As psychologists, we have been researching how emotional connections arise. We recruited committed Christians online and asked them how positively they felt about Trump and how positively they felt about their Christian faith. The people who felt most strongly about their faith and positively about Trump felt the two were connected — they said that Trump had promoted Christianity at home and abroad, that Trump was a man of faith and especially that Christianity had been made stronger by Trump’s presidency. Because they loved both Trump and Christianity, they come to see them as belonging together.

If one is committed to both conservative politics and evangelical Christian faith, we must discover a way to reconcile the two. Conservative Christians have come to see the former president as a heavenly conduit, that Donald Trump is God’s earthly instrument. But more liberal Christians did not see Trump as Christian. Consistency led them to disconnect their beloved religion from politics.

Bush, Cheney, 9/11 and Saddam Hussein

We’ve seen this kind of emotion-based connection in politics before. One way the George W. Bush-Dick Cheney administration promoted the invasion of Iraq in 2003 following the terrorist attacks of 9/11 was by connecting them to the Iraqi leader, Saddam Hussein. The president and vice president routinely mentioned Saddam and the terror attacks in the same breath. They took pains to present Saddam as a terrible person, implementer of torture and possessor of weapons of mass destruction. (There was no need to convince Americans that 9/11 was a terrible thing.)

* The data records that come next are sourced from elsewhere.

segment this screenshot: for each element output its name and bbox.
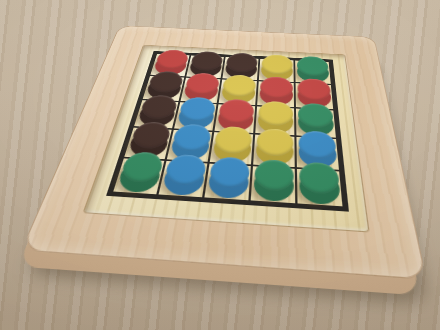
green-disc-r5c1[interactable] [116, 160, 163, 193]
cell-r5c3 [203, 163, 252, 202]
cell-r5c4 [249, 165, 296, 204]
board-grid [106, 51, 349, 212]
green-disc-r5c4[interactable] [253, 168, 294, 202]
blue-disc-r5c2[interactable] [161, 163, 206, 196]
blue-disc-r5c3[interactable] [207, 165, 250, 199]
board-panel [82, 45, 369, 233]
cell-r5c5 [296, 168, 344, 207]
green-disc-r5c5[interactable] [299, 171, 341, 206]
photo-stage [0, 0, 440, 330]
cell-r5c2 [157, 160, 208, 198]
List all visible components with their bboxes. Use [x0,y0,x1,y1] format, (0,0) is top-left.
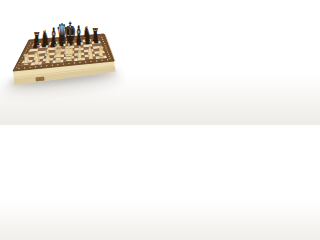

In an experiment at the University of Kansas, we had people think of how bad Saddam was and how bad 9/11 was in quick succession. The emotional connection of dreadful things substituted for the complete lack of actual connection between Iraq and the 9/11 terrorists, and increased support for the invasion of Iraq. The same strategy seemed to work for the Bush-Cheney administration. Strongly-matched feelings form relationships.

These connections are not limited to conservatives. People who love organic food often believe it is more nutritious, despite the negligible evidence that it is nutritionally superior. Powerful emotions manufacture links — they’re sensible, but they are not rational.

Emotions are powerful, and they sell products, candidates and ideas. Our research didn’t invent new techniques, but it does highlight how irrational connections can emerge in ways that confound those who don’t share the emotions. Politics makes strange bedfellows, and love can bring togetherness in the most peculiar of matches.

Christian Crandall is a professor of psychology at the University of Kansas and past president of the Society for the Psychological Study of Social Issues. He co-authored this with Samuel Arnold, a graduate student in social psychology at the University of Kansas.